Yeah I could see that argument too. Lots of hard decisions and interesting questions in terms of how to navigate what people want/need. Honestly I don't envy their situation. It has even made me think crazy things like what a Django fork would look like... the thing has some bloat that could stand to be removed too. And some legacy decisions that are super hard to change, but also need to be changed.


Kudos to czue and Pegasus! I haven't used it before, but if that's a better fit for what you want, go buy it!

Honestly I feel a little weird "competing" directly with something like this, but such is life. Thanks to everyone who has made something similar (in any ecosystem), which is part of what got me over the hump of thinking it was even possible. I'm glad Django is getting some options and new ideas!


Hey, competition is what it is. If there was no competition you'd be in a bad market!

In this case there's probably room for a handful of small players at least, and certainly many people will have different opinions about what the "right" way to build a Django SaaS should be, so it makes sense there would be multiple products in the space.

At first glance Forge looks like it's trying to be more upmarket and more opinionated than Pegasus, while Pegasus is more price-accessible and flexible. Certainly there are pros and cons to both positions.

Good luck! I'm sure we'll see each other on the battlefield. :)

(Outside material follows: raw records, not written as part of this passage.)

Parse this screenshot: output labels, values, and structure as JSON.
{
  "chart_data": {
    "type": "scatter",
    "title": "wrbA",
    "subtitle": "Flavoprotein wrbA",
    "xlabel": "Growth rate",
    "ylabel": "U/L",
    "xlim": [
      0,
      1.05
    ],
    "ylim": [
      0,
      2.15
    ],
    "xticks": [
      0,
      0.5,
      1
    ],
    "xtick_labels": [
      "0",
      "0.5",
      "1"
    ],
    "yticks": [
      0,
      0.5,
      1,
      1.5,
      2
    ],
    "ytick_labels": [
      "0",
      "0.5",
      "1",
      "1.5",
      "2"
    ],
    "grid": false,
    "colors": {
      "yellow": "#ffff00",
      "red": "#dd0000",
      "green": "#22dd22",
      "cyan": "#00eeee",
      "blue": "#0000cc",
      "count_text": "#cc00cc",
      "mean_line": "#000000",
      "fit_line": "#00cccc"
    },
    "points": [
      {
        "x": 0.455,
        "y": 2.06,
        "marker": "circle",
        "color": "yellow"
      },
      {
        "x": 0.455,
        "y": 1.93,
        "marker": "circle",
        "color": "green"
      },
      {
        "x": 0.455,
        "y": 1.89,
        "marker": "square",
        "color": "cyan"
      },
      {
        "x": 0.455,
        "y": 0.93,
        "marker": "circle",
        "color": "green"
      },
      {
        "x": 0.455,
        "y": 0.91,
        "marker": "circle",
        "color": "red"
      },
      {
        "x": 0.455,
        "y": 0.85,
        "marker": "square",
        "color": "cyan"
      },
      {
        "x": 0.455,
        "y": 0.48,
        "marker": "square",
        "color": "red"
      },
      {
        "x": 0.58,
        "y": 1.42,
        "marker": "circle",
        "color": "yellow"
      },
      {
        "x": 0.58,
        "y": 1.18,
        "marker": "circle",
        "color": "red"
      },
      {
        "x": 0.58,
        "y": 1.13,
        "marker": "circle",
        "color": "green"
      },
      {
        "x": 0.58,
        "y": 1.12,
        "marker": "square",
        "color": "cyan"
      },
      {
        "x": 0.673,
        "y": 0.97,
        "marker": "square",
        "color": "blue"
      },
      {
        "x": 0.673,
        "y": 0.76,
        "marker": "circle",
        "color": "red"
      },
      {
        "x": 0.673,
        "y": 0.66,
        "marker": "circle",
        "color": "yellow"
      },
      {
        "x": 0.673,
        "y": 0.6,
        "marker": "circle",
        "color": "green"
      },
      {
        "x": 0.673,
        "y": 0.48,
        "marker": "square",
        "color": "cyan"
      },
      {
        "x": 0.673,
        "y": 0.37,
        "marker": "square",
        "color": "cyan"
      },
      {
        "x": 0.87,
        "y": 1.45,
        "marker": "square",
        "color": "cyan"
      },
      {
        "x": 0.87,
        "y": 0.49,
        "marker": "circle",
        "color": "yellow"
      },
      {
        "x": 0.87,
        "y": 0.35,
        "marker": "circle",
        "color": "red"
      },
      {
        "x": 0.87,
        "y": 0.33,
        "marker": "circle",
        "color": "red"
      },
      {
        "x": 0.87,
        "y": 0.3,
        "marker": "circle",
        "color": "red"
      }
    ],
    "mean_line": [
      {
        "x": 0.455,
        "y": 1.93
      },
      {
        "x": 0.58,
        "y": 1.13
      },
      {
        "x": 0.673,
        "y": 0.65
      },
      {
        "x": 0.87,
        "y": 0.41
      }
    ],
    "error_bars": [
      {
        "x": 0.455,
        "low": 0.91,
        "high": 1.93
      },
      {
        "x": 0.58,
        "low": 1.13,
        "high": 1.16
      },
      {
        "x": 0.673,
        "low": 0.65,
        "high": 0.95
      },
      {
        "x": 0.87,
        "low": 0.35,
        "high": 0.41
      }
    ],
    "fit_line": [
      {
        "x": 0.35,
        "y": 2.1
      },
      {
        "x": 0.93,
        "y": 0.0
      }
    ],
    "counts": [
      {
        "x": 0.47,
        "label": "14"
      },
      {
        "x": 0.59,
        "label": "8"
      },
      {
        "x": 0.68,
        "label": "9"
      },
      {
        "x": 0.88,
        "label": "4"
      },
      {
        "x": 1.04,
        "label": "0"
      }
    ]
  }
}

All good ideas — thanks for taking the time. I've been thinking about some of these but not all.

On the 1 customer vs 100, I totally lean towards the 100. I have a blend of these with https://www.pullapprove.com/ and the higher the price, the more it feels like you just work for them. Pros and cons, but personally I don't want something that looks like freelance/consulting/employment.


Don't have any plans for Wagtail or hosting, but those are interesting questions. I'll have to give it some thought.


https://bullettrain.co/pricing is another example ($1450 one-time + $550/year).

> Maybe it’s more for people who are about to start a second revenue project.

I do think this is an interesting point that's come up a couple times now.

For what it's worth, I just added a 50% discount to the top of the page for the time being.


I have some regrets on this. I sort of landed on the name and then learned about Laravel Forge. But went with it anyway.